“Düşüncelerimizle algılar, duygularımızla yaşar, inançlarımızla mutlu oluruz.”
İhtiyaçların karşılanması ve yeteneklerin uygulama imkanına kavuşması ile oluşan tatmin duygusuna “mutluluk” diyorsak, yetenekler ihmal edildiği ve ihtiyaçların yeterince giderilemediği ortamlar da, doğal olarak mutsuzluğu getirecektir.
Mutluluk duygusunun sürekli tadılması için temel ihtiyaçların karşılanması gerektiği kadar, kişiyi kendisi yapan yeteneklerinin de keşfedilip geliştirilmesi ve yaşamın bir parçası haline gelmesi gerekir.
Aslında bu durum sadece insan için değil, tüm canlılar için geçerli.
Mutsuzluk varsa;
Yapılması gerekenler yapılamıyor, Olması gerekenler olamıyor,
Hayat anlamlı yaşanamıyor demektir.
Yapısına uygun ortamı bulmuş bir canlı, yaratılış özelliklerine uygun şekilde yaşar.
Bir sümüklü böcek ise söz konusu olan, nemli yeşillik bir ortamda, yapraklar arasında olacaktır. Onun mutluluğu için budur gerekli olan.
İnsanlar mutsuz ise; sümüklü böceğin yaptığı gibi, yeteneklerini ifade imkanından mahrum oldukları içindir.
İhtiyaçları gidermek ve yetenekleri ile kendini gerçekleştirmek! İşte, mutluluğun iki temel şartı.! Aksi halde o güzel duyguyu tatmak hayal olur.
Bu bağlamda, evlilik de, bazı ihtiyaçları karşılamak ve belli yetenekleri gerçekleştirmek için gerekli. Ama ideal şartlarda olsa bile tek başına “evlilik” mutluluk için yeterli olabilir mi?
“Evlilik” Mutlu Olmak İçin Yeterli mi?Evlilikte, “kadınlık” ve “erkeklik”le ilgili yetenekler tam olarak karşılık bulsa da, tarafların gerçekten mutlu olacağı düşünülebilir mi?
“Mutluluk”, bedensel ve ruhsal yeteneklerin karşılık bulması ise, yeterince iyi de olsa, evliliğin bunu tek başına karşılaması mümkün olamaz.

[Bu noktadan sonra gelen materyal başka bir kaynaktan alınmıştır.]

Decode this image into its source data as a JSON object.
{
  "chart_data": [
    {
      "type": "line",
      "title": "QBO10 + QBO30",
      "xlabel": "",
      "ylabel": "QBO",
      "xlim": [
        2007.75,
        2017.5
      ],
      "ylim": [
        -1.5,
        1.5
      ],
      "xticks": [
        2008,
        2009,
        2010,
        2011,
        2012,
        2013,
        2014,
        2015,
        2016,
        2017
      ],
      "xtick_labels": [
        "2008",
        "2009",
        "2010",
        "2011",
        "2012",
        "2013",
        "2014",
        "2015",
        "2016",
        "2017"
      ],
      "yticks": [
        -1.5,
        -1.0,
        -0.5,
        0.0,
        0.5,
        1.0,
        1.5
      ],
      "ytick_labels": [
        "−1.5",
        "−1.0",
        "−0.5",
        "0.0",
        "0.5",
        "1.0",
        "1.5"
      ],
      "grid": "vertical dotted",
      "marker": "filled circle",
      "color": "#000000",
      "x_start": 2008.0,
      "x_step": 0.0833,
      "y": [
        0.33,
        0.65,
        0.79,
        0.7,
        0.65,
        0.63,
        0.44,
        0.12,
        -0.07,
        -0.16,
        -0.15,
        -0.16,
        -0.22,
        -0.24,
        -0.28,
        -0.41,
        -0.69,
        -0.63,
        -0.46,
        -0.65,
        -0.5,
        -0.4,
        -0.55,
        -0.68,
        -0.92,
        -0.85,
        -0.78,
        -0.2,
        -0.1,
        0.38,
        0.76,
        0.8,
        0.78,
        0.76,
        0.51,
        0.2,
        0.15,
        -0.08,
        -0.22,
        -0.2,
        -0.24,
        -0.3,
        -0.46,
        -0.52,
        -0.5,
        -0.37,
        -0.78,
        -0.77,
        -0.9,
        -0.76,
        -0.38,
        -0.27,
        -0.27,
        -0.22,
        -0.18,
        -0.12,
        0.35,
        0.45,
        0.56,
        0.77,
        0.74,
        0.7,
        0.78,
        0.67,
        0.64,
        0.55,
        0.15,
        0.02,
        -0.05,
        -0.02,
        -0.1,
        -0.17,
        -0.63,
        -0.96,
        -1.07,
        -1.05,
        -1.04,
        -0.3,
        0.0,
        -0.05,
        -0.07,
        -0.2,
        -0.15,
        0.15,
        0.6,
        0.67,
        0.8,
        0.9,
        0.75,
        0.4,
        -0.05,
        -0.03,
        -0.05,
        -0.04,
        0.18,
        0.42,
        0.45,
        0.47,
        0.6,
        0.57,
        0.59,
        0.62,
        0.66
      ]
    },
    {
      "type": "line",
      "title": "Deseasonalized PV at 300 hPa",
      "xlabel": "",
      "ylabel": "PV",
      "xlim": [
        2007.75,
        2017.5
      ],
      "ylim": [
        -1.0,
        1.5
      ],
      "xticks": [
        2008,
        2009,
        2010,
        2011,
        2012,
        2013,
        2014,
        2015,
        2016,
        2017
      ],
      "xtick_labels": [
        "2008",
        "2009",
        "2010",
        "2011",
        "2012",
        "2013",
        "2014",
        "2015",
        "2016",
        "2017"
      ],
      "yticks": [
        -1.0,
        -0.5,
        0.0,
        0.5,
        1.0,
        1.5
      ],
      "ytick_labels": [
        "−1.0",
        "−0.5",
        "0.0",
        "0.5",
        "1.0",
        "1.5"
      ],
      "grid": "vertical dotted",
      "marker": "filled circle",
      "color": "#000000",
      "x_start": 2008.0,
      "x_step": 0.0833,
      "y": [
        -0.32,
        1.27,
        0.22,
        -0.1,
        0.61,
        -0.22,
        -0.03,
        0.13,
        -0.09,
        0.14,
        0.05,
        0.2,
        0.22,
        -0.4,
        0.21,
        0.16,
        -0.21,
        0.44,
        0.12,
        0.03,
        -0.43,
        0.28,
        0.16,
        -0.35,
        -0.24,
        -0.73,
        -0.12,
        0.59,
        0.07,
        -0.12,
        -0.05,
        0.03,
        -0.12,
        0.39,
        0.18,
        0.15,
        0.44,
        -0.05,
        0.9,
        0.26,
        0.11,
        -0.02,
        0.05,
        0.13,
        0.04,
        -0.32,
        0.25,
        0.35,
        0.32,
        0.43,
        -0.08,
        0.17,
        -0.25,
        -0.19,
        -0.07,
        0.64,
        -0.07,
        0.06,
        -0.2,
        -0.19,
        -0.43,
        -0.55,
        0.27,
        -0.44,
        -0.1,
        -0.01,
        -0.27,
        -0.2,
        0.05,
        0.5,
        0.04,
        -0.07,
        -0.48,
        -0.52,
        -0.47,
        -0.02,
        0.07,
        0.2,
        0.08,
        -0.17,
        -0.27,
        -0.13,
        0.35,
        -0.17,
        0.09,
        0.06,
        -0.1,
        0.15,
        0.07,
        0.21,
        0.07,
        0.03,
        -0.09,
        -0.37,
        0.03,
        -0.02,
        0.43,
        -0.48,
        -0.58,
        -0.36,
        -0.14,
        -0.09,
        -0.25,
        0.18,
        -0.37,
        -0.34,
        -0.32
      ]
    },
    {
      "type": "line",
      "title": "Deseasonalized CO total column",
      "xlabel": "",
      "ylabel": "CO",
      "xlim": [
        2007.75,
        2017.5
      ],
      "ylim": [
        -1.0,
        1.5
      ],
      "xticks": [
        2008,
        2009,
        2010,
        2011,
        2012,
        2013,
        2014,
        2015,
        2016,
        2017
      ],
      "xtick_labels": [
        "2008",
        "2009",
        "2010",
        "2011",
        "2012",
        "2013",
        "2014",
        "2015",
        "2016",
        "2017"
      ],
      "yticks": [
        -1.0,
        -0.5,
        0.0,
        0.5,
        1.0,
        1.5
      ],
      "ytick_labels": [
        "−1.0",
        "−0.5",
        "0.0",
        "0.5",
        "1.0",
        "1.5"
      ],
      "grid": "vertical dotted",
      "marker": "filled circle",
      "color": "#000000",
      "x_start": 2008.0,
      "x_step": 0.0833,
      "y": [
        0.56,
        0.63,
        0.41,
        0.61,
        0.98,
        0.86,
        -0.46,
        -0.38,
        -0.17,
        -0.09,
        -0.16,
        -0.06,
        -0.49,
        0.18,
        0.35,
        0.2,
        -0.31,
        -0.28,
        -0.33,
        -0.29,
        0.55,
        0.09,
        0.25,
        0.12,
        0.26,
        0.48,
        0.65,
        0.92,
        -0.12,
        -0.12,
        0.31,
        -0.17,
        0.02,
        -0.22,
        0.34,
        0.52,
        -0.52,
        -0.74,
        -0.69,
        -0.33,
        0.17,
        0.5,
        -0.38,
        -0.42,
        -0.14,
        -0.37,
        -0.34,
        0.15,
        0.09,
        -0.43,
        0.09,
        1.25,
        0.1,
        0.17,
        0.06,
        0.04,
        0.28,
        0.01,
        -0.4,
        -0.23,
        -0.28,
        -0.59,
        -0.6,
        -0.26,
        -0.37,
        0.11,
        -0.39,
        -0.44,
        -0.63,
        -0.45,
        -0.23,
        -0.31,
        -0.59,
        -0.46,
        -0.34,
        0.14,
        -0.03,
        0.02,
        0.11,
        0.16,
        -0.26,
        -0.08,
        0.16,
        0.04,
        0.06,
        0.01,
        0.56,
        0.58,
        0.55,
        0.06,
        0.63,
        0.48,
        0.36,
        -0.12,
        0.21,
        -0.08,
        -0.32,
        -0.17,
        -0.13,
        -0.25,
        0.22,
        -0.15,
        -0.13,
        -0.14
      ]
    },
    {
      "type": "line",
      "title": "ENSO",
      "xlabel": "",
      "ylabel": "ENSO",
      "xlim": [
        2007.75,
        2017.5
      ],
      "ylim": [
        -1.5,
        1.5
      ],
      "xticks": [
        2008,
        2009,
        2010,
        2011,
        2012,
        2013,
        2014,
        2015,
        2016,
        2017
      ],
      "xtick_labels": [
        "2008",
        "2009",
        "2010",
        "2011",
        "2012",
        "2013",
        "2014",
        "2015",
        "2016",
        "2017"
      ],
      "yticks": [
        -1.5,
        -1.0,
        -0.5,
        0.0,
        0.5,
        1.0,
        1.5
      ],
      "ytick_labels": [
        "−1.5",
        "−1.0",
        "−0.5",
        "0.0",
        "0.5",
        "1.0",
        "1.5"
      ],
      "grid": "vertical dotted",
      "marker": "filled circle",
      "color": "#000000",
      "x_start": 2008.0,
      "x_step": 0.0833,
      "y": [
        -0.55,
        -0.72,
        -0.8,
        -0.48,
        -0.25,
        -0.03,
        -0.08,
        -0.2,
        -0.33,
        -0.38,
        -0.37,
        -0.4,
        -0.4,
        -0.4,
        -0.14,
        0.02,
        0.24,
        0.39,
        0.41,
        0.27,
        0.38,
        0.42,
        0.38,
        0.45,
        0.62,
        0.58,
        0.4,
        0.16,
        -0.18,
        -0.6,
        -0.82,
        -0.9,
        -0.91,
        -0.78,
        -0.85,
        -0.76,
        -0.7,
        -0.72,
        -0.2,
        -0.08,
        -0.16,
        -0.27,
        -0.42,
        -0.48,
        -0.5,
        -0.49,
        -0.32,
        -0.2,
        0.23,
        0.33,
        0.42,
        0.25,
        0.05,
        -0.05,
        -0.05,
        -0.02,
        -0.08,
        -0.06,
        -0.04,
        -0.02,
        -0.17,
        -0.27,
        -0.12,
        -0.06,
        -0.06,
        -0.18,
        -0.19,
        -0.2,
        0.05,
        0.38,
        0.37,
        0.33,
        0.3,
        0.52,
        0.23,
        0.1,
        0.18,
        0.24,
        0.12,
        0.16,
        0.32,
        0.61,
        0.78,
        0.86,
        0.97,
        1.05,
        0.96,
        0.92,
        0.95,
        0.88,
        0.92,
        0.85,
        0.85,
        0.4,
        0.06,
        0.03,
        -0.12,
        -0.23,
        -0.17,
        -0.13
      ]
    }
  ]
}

Çünkü kadının da, erkeğin de ruhsal ve bedensel yeteneklerin tamamı karşı cinsle ilgili değil. İki tarafın da “cinsiyet” dışında yetenekleri var. Bu sebeple, karşı cinse yönelik ihtiyaçların karşılanması, her bakımdan tatmin olmayı sağlamaz.
Özellikle kadınların, ‘evliliğimde bir problem yok, her istediğim yerine getiriliyor, ama gene de mutsuzum!’ dediklerine sıkça şahit olmamızın bir sebebi de budur.
Cinsiyetle ilgili olanların dışındaki yetenekler ihmal edilmiş ise tatminsizlik, yani bir ölçüde mutsuzluk kaçınılmaz olacaktır.